I had lunch yesterday with a long-time friend who is intelligent, well informed, and a life-long Democrat. In the course of our conversation I asked for his reaction to what the president said on Univision.
If Latinos sit out the election instead of saying, “We’re going to punish our enemies and we’re going to reward our friends who stand with us on issues that are important to us,” if they don’t see that kind of upsurge in voting in this election, then I think it’s going to be harder.
Given how out of sync the president’s words have been, compared with his high-minded campaign rhetoric, I asked my friend, “Help me to decode Obama.” I wanted to hear his perspective as someone who had invested great hopes in the president.
His response was arresting: “He’s ruthless.” My friend proceeded to tell me that Obama should be understood in the context of the Chicago Way.
This exchange was revealing on several levels. First, my friend’s disenchantment with the president is nearly off the charts. He told me he was as disappointed in Obama as he has ever been in a politician, to the point that on Tuesday he’s going to vote for almost a straight Republican ticket. Many more voters will undergo this same reversal of preferences come Tuesday, which is one reason why it will be a brutal night for the Democrats.

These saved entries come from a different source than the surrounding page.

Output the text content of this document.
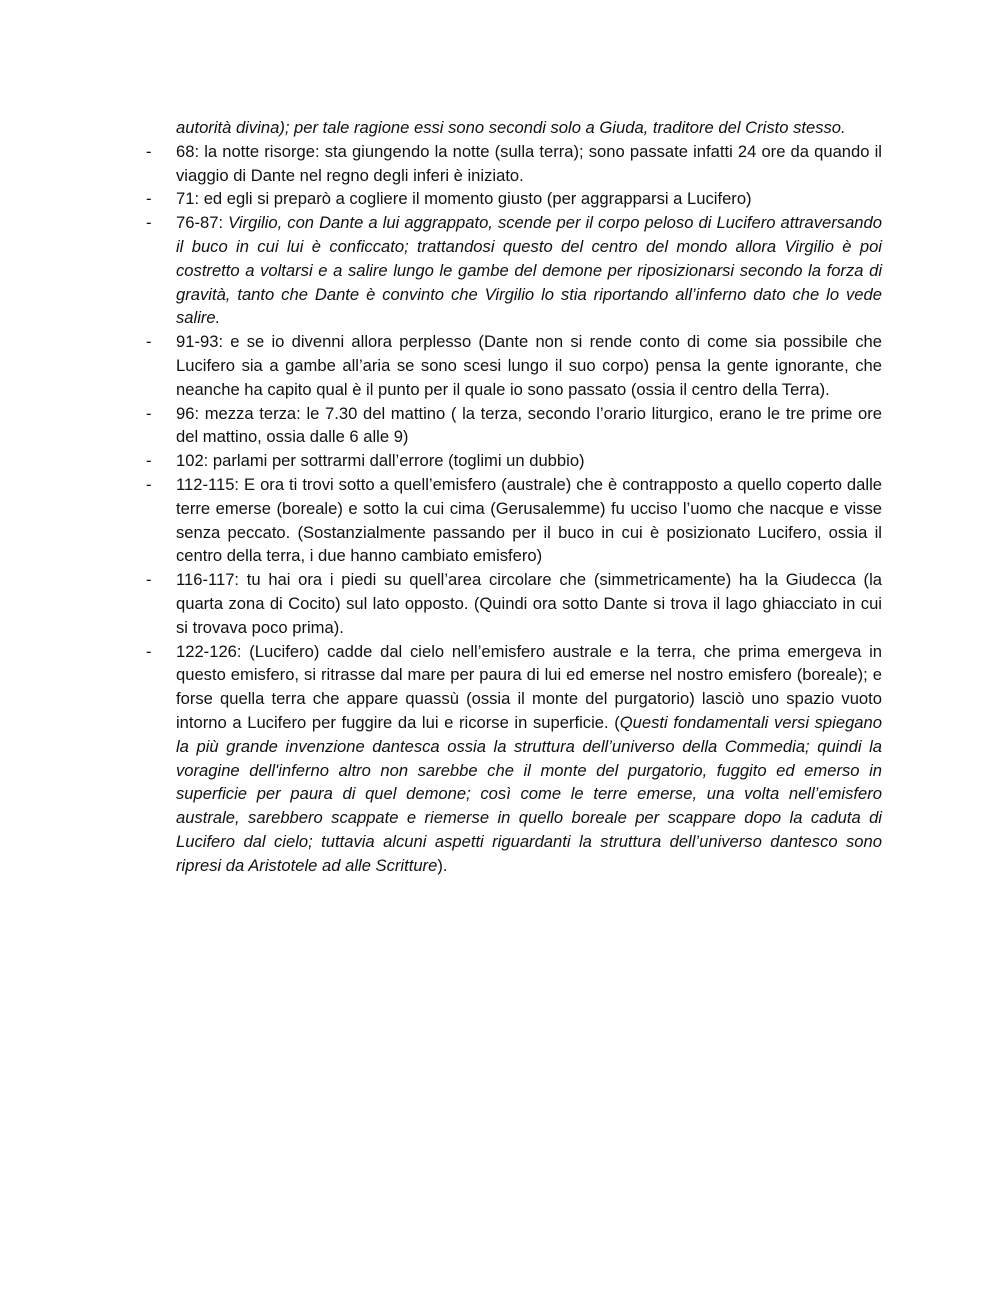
autorità divina); per tale ragione essi sono secondi solo a Giuda, traditore del Cristo stesso.
-	68: la notte risorge: sta giungendo la notte (sulla terra); sono passate infatti 24 ore da quando il viaggio di Dante nel regno degli inferi è iniziato.
-	71: ed egli si preparò a cogliere il momento giusto (per aggrapparsi a Lucifero)
-	76-87: Virgilio, con Dante a lui aggrappato, scende per il corpo peloso di Lucifero attraversando il buco in cui lui è conficcato; trattandosi questo del centro del mondo allora Virgilio è poi costretto a voltarsi e a salire lungo le gambe del demone per riposizionarsi secondo la forza di gravità, tanto che Dante è convinto che Virgilio lo stia riportando all’inferno dato che lo vede salire.
-	91-93: e se io divenni allora perplesso (Dante non si rende conto di come sia possibile che Lucifero sia a gambe all’aria se sono scesi lungo il suo corpo) pensa la gente ignorante, che neanche ha capito qual è il punto per il quale io sono passato (ossia il centro della Terra).
-	96: mezza terza: le 7.30 del mattino ( la terza, secondo l’orario liturgico, erano le tre prime ore del mattino, ossia dalle 6 alle 9)
-	102: parlami per sottrarmi dall’errore (toglimi un dubbio)
-	112-115: E ora ti trovi sotto a quell’emisfero (australe) che è contrapposto a quello coperto dalle terre emerse (boreale) e sotto la cui cima (Gerusalemme) fu ucciso l’uomo che nacque e visse senza peccato. (Sostanzialmente passando per il buco in cui è posizionato Lucifero, ossia il centro della terra, i due hanno cambiato emisfero)
-	116-117: tu hai ora i piedi su quell’area circolare che (simmetricamente) ha la Giudecca (la quarta zona di Cocito) sul lato opposto. (Quindi ora sotto Dante si trova il lago ghiacciato in cui si trovava poco prima).
-	122-126: (Lucifero) cadde dal cielo nell’emisfero australe e la terra, che prima emergeva in questo emisfero, si ritrasse dal mare per paura di lui ed emerse nel nostro emisfero (boreale); e forse quella terra che appare quassù (ossia il monte del purgatorio) lasciò uno spazio vuoto intorno a Lucifero per fuggire da lui e ricorse in superficie. (Questi fondamentali versi spiegano la più grande invenzione dantesca ossia la struttura dell’universo della Commedia; quindi la voragine dell'inferno altro non sarebbe che il monte del purgatorio, fuggito ed emerso in superficie per paura di quel demone; così come le terre emerse, una volta nell’emisfero australe, sarebbero scappate e riemerse in quello boreale per scappare dopo la caduta di Lucifero dal cielo; tuttavia alcuni aspetti riguardanti la struttura dell’universo dantesco sono ripresi da Aristotele ad alle Scritture).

Second, Obama’s rhetoric — using the word “enemy” to describe members of the opposition party — has become nearly unhinged. For Obama there are, it seems, no honest or honorable critics; they are all dishonest, dishonorable, operating in bad faith, and now, apparently, out-and-out enemies. Mr. Obama’s rhetoric is more scorching toward Republicans than it is toward Mahmoud Ahmadinejad or Kim Jong-Il.
What Obama said on Univision is simply the latest in a massive and increasingly wearisome smear campaign aimed at Obama’s critics (the Chamber of Commerce, Fox News, conservative talk radio, Karl Rove and Ed Gillespie, the Tea Party movement, critics of ObamaCare, the Supreme Court, the state of Arizona, etc.). As Democrats reach the last stretch of this campaign, invective is almost all they have to offer. And as the magnitude of the impending defeat on Tuesday sinks in, Obama is becoming more brittle, more small-minded, and more mean-spirited.
What makes this stand out all the more, of course, is that Obama is the man whose campaign, at its very core, was the antithesis to these sorts of attacks. During his inaugural address, for example, Obama said this:
On this day, we come to proclaim an end to the petty grievances and false promises, the recriminations and worn-out dogmas that for far too long have strangled our politics. We remain a young nation, but in the words of Scripture, the time has come to set aside childish things.
These are moving words and, like so much of what Obama said during the campaign, they turned out to be empty ones.
The president is right; the Scriptures do say to put away childish things. They also say by your fruits ye will be known. That is precisely Barack Obama’s problem.